To calculate the value of Ecell for the given voltaic cell, we need to find the sum of the standard reduction potential for the reduction half-reaction and the standard reduction potential for the oxidation half-reaction.
The reduction half-reaction is:
Zn2+(aq) + 2 e¯ ---> Zn(s); Eo = -0.76 V
And the oxidation half-reaction is:
2 H+(aq) + 2 e¯ ---> H2(g); Eo = 0.00 V
Since the reduction half-reaction is multiplied by 2 for balancing the electrons transferred, we need to multiply its standard reduction potential by 2 as well.
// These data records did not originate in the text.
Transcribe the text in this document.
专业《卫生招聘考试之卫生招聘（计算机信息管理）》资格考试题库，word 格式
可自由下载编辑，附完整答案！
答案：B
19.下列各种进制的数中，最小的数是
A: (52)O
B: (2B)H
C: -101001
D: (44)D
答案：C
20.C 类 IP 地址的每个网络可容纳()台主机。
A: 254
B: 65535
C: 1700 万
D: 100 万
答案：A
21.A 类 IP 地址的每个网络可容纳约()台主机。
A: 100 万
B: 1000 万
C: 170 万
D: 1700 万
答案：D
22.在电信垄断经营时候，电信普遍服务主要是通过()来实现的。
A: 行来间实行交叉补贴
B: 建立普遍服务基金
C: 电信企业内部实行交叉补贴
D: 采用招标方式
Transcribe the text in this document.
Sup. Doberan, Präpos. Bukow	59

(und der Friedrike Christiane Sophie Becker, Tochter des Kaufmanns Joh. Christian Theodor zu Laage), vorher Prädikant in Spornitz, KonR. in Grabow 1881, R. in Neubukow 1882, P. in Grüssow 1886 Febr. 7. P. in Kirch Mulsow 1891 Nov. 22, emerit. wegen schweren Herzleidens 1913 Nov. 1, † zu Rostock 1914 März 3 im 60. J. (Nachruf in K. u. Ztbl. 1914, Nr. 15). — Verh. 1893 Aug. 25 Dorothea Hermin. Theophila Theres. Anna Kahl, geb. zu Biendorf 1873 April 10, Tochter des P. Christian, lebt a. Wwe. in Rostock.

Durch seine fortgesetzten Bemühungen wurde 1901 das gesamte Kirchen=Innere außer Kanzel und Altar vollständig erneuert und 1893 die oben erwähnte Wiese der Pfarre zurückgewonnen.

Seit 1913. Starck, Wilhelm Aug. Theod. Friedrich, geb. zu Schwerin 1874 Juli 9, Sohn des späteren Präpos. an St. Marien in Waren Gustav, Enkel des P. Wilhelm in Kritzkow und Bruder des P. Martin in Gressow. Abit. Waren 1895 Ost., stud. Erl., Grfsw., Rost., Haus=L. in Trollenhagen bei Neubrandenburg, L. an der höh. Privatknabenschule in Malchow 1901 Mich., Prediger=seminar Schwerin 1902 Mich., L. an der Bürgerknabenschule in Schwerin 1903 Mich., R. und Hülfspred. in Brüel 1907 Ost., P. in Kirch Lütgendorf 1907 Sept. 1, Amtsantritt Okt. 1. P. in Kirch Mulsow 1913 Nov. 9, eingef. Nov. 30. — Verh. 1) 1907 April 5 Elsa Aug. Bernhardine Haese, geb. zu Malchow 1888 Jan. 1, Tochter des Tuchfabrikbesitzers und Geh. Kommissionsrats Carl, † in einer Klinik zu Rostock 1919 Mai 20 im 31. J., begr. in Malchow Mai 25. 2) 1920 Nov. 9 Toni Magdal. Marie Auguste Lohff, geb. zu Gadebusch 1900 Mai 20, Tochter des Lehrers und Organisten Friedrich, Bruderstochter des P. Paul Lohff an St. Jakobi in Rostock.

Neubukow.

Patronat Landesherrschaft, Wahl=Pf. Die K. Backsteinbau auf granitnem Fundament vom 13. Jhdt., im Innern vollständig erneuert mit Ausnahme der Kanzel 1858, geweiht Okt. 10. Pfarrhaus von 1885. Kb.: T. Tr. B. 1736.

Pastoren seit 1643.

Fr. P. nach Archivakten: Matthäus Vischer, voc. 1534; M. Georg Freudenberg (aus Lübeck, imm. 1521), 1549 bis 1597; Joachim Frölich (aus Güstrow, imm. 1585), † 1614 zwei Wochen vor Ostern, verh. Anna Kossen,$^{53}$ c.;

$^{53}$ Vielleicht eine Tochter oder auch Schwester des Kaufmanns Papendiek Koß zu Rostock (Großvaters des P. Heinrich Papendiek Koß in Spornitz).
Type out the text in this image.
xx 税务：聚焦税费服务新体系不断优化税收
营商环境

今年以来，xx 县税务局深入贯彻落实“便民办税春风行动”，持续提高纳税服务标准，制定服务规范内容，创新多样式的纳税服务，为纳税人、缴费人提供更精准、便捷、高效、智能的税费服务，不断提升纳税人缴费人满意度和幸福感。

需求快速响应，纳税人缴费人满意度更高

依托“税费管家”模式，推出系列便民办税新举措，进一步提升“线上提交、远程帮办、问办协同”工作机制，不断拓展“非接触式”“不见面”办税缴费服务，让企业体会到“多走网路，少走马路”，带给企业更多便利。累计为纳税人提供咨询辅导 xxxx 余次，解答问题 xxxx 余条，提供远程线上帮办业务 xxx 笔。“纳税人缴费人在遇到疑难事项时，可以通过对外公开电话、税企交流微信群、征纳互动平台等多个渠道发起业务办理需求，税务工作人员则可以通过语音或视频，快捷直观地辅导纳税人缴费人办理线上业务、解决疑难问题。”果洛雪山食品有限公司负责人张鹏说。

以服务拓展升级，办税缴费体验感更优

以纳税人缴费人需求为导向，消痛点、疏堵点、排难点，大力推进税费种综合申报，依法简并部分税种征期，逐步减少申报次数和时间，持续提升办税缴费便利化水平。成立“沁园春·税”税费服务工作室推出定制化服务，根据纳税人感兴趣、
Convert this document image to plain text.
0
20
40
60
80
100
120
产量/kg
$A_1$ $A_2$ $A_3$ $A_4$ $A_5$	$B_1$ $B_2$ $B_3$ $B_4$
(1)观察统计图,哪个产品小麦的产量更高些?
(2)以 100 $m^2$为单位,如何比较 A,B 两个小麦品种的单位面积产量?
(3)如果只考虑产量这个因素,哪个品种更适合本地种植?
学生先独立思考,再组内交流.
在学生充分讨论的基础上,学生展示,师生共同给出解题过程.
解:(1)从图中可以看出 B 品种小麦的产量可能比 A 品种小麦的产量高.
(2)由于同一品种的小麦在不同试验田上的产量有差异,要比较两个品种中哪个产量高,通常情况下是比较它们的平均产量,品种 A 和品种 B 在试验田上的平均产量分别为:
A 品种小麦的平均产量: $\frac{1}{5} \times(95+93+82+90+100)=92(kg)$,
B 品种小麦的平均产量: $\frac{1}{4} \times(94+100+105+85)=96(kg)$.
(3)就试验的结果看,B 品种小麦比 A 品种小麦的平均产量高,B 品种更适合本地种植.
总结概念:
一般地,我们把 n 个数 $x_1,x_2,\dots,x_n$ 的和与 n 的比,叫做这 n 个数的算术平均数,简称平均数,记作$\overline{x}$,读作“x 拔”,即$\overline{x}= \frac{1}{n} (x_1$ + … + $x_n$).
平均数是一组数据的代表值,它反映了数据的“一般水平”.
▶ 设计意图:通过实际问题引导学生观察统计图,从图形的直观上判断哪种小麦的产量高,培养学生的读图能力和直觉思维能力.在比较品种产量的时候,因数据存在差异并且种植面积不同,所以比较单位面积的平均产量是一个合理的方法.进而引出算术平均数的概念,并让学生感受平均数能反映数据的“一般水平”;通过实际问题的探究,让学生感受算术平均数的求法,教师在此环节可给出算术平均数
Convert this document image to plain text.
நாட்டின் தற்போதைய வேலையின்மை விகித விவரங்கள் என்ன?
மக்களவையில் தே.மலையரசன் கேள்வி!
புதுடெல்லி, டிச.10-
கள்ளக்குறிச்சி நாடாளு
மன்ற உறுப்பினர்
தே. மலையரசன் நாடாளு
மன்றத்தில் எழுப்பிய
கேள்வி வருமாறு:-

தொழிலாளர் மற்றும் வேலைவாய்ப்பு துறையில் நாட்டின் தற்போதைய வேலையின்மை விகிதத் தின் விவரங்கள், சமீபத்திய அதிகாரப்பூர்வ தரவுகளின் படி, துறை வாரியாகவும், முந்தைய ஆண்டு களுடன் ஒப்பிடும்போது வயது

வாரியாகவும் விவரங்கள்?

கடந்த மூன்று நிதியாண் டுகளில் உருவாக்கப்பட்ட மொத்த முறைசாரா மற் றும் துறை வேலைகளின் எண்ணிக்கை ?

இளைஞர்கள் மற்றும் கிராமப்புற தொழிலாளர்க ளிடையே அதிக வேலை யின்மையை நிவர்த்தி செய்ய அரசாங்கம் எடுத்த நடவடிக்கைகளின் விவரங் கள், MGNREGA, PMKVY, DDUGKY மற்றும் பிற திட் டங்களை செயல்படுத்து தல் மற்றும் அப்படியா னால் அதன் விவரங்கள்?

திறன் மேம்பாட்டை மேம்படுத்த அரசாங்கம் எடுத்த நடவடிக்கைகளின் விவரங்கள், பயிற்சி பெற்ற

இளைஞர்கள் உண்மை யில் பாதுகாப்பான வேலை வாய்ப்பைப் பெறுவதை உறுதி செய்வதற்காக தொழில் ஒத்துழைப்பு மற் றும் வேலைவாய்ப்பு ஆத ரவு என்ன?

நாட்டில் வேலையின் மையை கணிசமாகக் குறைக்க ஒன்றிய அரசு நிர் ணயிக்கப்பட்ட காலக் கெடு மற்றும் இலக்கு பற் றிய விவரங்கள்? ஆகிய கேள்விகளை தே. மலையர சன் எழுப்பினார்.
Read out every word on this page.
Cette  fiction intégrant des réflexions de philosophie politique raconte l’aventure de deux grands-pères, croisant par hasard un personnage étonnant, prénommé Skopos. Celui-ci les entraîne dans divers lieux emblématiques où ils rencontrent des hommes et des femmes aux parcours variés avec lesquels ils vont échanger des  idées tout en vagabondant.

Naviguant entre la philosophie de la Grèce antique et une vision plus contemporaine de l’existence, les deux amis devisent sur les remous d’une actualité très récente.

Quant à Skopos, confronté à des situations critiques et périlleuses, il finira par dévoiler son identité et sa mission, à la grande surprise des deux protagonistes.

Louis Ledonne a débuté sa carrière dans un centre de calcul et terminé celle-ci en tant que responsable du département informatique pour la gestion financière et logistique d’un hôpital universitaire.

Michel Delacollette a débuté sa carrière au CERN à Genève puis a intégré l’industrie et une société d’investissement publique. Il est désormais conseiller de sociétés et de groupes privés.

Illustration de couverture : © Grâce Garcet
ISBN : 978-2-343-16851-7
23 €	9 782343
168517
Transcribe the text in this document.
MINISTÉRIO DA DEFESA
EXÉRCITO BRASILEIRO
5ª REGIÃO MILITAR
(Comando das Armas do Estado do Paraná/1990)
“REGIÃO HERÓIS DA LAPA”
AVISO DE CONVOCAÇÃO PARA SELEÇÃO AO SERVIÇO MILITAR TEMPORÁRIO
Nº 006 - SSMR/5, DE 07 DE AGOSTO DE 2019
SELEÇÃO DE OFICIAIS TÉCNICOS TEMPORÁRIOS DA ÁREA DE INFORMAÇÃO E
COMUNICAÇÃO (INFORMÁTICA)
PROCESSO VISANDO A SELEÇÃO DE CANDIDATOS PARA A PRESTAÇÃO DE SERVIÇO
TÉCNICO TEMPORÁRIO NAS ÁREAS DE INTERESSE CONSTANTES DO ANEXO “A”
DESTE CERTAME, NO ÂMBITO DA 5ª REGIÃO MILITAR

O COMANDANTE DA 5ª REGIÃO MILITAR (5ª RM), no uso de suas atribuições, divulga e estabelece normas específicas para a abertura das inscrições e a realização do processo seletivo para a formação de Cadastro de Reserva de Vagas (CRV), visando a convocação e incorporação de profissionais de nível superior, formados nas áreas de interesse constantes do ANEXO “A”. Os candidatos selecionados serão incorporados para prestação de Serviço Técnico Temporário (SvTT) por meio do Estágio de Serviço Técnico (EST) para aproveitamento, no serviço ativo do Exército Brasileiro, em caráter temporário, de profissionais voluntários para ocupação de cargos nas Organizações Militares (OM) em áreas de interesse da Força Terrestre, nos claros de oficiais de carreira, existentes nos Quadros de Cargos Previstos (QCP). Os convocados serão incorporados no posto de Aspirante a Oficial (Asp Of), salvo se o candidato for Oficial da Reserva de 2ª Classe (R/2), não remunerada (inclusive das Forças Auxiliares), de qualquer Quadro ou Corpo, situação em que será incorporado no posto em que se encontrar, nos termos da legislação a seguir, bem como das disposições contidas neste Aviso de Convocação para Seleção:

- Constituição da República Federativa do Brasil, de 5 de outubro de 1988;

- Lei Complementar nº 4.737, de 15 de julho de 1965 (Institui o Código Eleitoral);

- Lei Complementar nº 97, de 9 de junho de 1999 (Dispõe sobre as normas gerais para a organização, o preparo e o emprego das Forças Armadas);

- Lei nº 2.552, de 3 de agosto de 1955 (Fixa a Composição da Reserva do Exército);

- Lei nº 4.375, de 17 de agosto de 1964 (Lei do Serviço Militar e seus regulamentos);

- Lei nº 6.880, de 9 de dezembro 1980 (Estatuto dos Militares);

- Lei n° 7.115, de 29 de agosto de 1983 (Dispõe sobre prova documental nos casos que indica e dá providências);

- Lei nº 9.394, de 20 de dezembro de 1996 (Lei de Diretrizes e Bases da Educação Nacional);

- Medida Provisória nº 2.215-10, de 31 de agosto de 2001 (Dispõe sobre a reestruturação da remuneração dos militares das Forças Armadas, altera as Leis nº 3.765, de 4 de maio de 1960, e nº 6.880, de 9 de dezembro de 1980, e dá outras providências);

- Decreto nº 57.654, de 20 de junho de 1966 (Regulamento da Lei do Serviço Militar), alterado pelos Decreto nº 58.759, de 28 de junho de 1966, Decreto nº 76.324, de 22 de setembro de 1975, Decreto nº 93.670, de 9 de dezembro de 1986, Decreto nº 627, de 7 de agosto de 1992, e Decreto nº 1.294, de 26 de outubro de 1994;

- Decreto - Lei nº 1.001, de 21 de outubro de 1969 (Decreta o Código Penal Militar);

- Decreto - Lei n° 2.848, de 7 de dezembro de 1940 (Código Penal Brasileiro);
Now, we can calculate the value of Ecell using the Nernst equation:
Ecell = Eocell - (0.0592 V / n) * log(Q)
Where:
- Eocell is the standard cell potential
- n is the number of electrons transferred in the balanced cell reaction
- Q is the reaction quotient, which is the ratio of the concentrations of the products and reactants raised to their stoichiometric coefficients
In this case, the standard cell potential (Eocell) is the sum of the standard reduction potentials for the two half-reactions:
Eocell = Eored + Eoox
Eocell = (-0.76 V) + (2 * 0.00 V)
Eocell = -0.76 V
Now, let's calculate the value of Ecell using the Nernst equation:
Ecell = (-0.76 V) - (0.0592 V / 2) * log[(Zn2+) / (H+)^2]
Given [Zn2+] = 1.00 M and [H+] = 0.00100 M, we can substitute these values into the equation:
Ecell = (-0.76 V) - (0.0592 V / 2) * log(1.00 M / (0.00100 M)^2)
Using logarithmic rules, we can simplify the equation:
Ecell = (-0.76 V) - (0.0592 V / 2) * log(1.00 M / 0.00000100 M^2)
Ecell = (-0.76 V) - (0.0592 V / 2) * log(1.00 / 0.00000100^2)
Ecell = (-0.76 V) - (0.0592 V / 2) * log(1.00 / 0.0000000001)
Ecell = (-0.76 V) - (0.0592 V / 2) * log(10^10)
Now, we can simplify further:
Ecell = (-0.76 V) - (0.0592 V / 2) * 10
Ecell = (-0.76 V) - (0.0592 V / 2) * 10
Ecell = (-0.76 V) - (0.0296 V) * 10
Ecell = -0.76 V - 0.296 V
Ecell = -1.056 V
Therefore, the value of Ecell for the given voltaic cell is -1.056 V.